Ever since I began my schooling I was frustrated by its failure to inspire me or demonstrate its importance. I didn't know what was most important, but I was sure it wasn't this. I had heard about the genocide of the Indians, witnessed the assassination of JFK, and lived through the Vietnam war. I asked about these and other things, but I was never told; these topics never came up in school. Every year I expected things to improve but they never did.
My classmates progressed from intimidated elementary school students assaulted by teachers, tests, and the pledge of allegiance, to compliant high school students accepting insipid explanations, eroded self-confidence, and hostile competition. By the time I got to middle school, I was seething and I began to take things into my own hands. This was the start of my search for wise counsel and a deeper understanding of education, the world, and myself.
For six decades of education in dozens of fields--taught, mentored, enabled, and exploited--I have been asking the most interesting people I can find for answers to the question of meaning, growth, and change. I have returned to my most important mentors, classmates, partners, and their teachers, students, and children. I wanted answers that went to the root of inspiration and opportunity. What improves our lives?
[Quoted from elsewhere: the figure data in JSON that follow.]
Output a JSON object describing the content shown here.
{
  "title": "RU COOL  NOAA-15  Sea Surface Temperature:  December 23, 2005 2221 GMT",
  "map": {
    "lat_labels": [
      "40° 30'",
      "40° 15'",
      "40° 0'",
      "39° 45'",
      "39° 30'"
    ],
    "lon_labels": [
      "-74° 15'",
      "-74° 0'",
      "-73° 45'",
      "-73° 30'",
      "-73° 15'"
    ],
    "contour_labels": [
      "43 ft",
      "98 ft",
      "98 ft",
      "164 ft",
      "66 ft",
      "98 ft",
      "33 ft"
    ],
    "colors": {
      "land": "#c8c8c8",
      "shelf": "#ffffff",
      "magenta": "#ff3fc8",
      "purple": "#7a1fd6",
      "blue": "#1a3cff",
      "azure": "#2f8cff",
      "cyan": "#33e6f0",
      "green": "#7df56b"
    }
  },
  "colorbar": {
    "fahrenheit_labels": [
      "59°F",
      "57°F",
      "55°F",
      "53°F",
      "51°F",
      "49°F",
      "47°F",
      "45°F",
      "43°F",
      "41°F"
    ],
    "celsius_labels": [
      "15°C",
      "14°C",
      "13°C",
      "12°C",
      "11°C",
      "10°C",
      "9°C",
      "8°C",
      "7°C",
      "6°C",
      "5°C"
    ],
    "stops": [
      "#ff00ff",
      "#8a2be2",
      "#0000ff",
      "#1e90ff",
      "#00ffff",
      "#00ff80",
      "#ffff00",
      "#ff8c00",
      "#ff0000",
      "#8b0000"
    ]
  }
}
In The Learning Project, thirty-five artists, athletes, tradesmen, soldiers, scientists, and politicians--teenagers, adults, and elders--describe their passages of inner change. One struggles with adolescence in a broken, immigrant family. Another trains to be an astronaut. A third learns craftsmanship from a grandfather who lived during the Civil War. These rites of passage echo a mythology going back thousands of years. In them are the secrets to growing our humanity.
This is not the sanitized version, reduced to self-help or buzzwords for business schools. These are not pigeonholed people or bedtime stories. They are fully textured, authentic rites of passage, unfiltered and unfolded by layers. Lives like ours: twisted, complex, uncertain, and in the process of being born. This is the story of our transformation and transcendence.